Sultaniye Kaplıcaları
Köyceğiz Gölü´nün güney batısında Ölemez Dağı´nın eteklerinde yer alan Sultaniye Kaplıcaları´nın tarihi günümüzden binlerce yıl öncesine dayanır.
M.Ö. 100 yıllarında Kaunoslular tarafından kullanıldığı bilinmektedir. Bizans döneminde ise genişletilerek konaklama tesisleri yapılmıştır.
Günümüzde Bizans döneminde yapılan tesisler Köyceğiz Gölü´nün suları altında kalmıştır. Roma döneminde kapsamlı bir hastane haline getirilmiştir. Kaynaklara göre, hastanenin girişine "Tanrılar adına buraya ölüm giremez" diye yazılmıştır. Ölemez Dağı da adını buradan almıştır.
Sultaniye kaplıcaları, Romatizma, böbrek ve idrar yolları rahatsızlıkları, metabolizma bozuklukları, ruhsal yorgunluk, cilt ve kadın hastalıkları gibi birçok hastalığa direk tedavi olarak şifa gösterilir. Sultaniye Kaplıcaları’nın suyu kalsiyum klorür, kalsiyum sülfat, kalsiyum sülfür, bromür, radon ve radyoaktif maddeler içermektedir. Su sıcaklığı 39 derece olan Sultaniye Kaplıcaları Türkiye´nin en yüksek radyoaktiviteye sahip kaplıcasıdır (98.3). Radon değeri açısından da dünyada Endonezya’daki kaplıcadan sonra ikinci sırada yer almaktadır.
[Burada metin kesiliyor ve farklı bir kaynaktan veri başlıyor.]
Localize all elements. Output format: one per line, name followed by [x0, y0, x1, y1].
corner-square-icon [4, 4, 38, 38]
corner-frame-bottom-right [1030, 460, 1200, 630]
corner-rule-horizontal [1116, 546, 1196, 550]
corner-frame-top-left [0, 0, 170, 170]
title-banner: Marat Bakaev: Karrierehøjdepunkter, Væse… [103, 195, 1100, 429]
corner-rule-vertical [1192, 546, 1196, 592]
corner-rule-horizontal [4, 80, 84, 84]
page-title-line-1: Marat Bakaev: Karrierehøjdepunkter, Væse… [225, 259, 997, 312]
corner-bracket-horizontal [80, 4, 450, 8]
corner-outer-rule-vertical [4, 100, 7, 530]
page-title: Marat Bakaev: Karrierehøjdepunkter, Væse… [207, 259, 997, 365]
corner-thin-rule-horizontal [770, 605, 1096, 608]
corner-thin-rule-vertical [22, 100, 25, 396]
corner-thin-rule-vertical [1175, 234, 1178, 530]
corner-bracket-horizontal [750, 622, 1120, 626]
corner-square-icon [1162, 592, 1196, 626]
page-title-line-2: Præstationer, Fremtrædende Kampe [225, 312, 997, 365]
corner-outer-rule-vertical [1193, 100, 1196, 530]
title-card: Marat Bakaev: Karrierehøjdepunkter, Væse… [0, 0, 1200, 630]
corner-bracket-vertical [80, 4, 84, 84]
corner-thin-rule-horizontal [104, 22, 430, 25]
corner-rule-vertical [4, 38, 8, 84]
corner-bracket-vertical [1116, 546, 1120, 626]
Burada güzellik çamuru vardır. Vücuda sürülmesiyle teni yumuşatıp, kırışıkları giderdiği söylenmektedir. Sultaniye Kaplıcası, Köyceğiz Belediyesi tarafından işletilmekte tesis bünyesinde ahşap konaklama ve insanların günlük faydalanabileceği restoranı mevcuttur.